Careful analysis of any solid area within cystic nodules is imperative to identify the rare papillary thyroid cancer (approximately 2.5%) with a large cystic component. Hatabu and colleagues described the “calcified nodule within a cyst,” a sign of papillary excrescences with microcalcifications protruding into the cyst, as specific for papillary thyroid cancer ( Fig. 5 ). Such an area should be specifically targeted during fine-needle aspiration.
Echotexture
The echotexture (or shade of gray) of solid nodules is another important criterion taken into consideration when analyzing nodules. The echotexture of the nodule is compared with that of the surrounding thyroid parenchyma and the strap muscle ( Fig. 6 ). Nodules are described as isoechoic (same shade of gray as the thyroid), hypoechoic (darker than the thyroid) or markedly hypoechoic (darker than the strap muscle). Hypoechoic and very hypoechoic nodules are classified as suspicious and referred for FNAB. Kim and colleagues found that 26.5% of malignant nodules were markedly hypoechoic (see Fig. 6 ) compared with only 5.6% of benign nodules. The underlying histology for these nodules is usually PTC, and it is postulated that the dense cellularity of PTC produces very few interfaces to the sound beam and hence the hypoechoic appearance. Follicular neoplasms, whether benign adenomas or follicular carcinomas, contain colloid, have a microfollicular structure, and usually display an echogenic or mixed echotexture. Pathologically, they are typically encapsulated and tend to be sharply demarcated from the surrounding thyroid parenchyma on US.
Shape
Moon and colleagues reported that an elongated shape as compared with a wide shape, defined as an anteroposterior to transverse ratio of 1 or greater, is highly specific (91.4%) for malignancy. These results confirmed the reports published earlier.

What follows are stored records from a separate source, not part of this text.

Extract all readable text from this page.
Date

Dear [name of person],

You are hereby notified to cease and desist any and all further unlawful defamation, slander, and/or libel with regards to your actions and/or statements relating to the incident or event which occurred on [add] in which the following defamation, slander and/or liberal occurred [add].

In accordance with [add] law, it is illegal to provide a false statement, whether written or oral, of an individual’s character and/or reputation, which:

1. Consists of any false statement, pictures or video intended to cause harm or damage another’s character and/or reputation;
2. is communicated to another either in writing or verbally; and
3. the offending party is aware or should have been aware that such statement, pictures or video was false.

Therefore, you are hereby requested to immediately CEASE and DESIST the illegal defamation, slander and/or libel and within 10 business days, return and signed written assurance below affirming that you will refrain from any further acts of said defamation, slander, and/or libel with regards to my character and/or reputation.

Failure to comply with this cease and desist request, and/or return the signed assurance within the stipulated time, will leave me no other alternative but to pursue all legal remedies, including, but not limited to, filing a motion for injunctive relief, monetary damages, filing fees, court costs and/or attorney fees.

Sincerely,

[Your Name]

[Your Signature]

In another series, nodules with a spherical shape (ratio of long to short axis <1.5) were found to be associated with an 18% risk of cancer. By contrast, a ratio of long to short axis greater than 2.5 was found to have a 100% negative predictive value for malignancy. It is speculated that cancers tend to grow across tissue planes and assume a spherical shape to maximize their oxygen supply, whereas benign lesions respect normal thyroid parenchyma.
Borders
Predictably, a spiculated or nodular border is associated with a higher probability of malignancy (see Fig. 6 ). Classically, PTC invades the surrounding thyroid tissue and is poorly encapsulated. In the series published by Moon and colleagues, 48.3% of thyroid cancers had spiculated margins and 32.5% had smooth borders, whereas 75.9% of benign nodules had smooth margins and only 8.2% were spiculated. These results confirm findings from previous studies. Demonstration of a refractive shadow from the edge of a solid nodule is another suspicious finding that warrants fine-needle aspiration.
Perinodular Halo
Some thyroid nodules are surrounded by a distinct hypoechoic halo. Although it was initially speculated that this hypoechoic rim represents thyroid parenchyma compressed by a slow-growing and therefore presumably benign process, correlation with histology has shown that follicular adenomas and carcinomas are well encapsulated and may display a well-defined thick hypoechoic rim. In fact, adenomatous (colloid) nodules can be incompletely encapsulated or poorly demarcated from the rest of the thyroid parenchyma. Therefore, the presence of a halo is not a particularly useful sonographic criterion to suggest a benign process.
Calcifications
Calcifications are detected in almost one-third of thyroid nodules. Microcalcifications are defined as punctuate echogenic foci measuring less than 2 mm. Because of their small size, they do not produce acoustic shadowing. Microcalcifications are thought to represent the psammoma bodies or calcified laminated nidus that are frequently found in PTC. The presence of microcalcifications in a solid nodule has a high specificity of 91.3% to 96.3% and a positive predictive value of 74.8% for malignancy; unfortunately, the sensitivity is only 29% to 51.4% ( Figs. 7 and 8 ).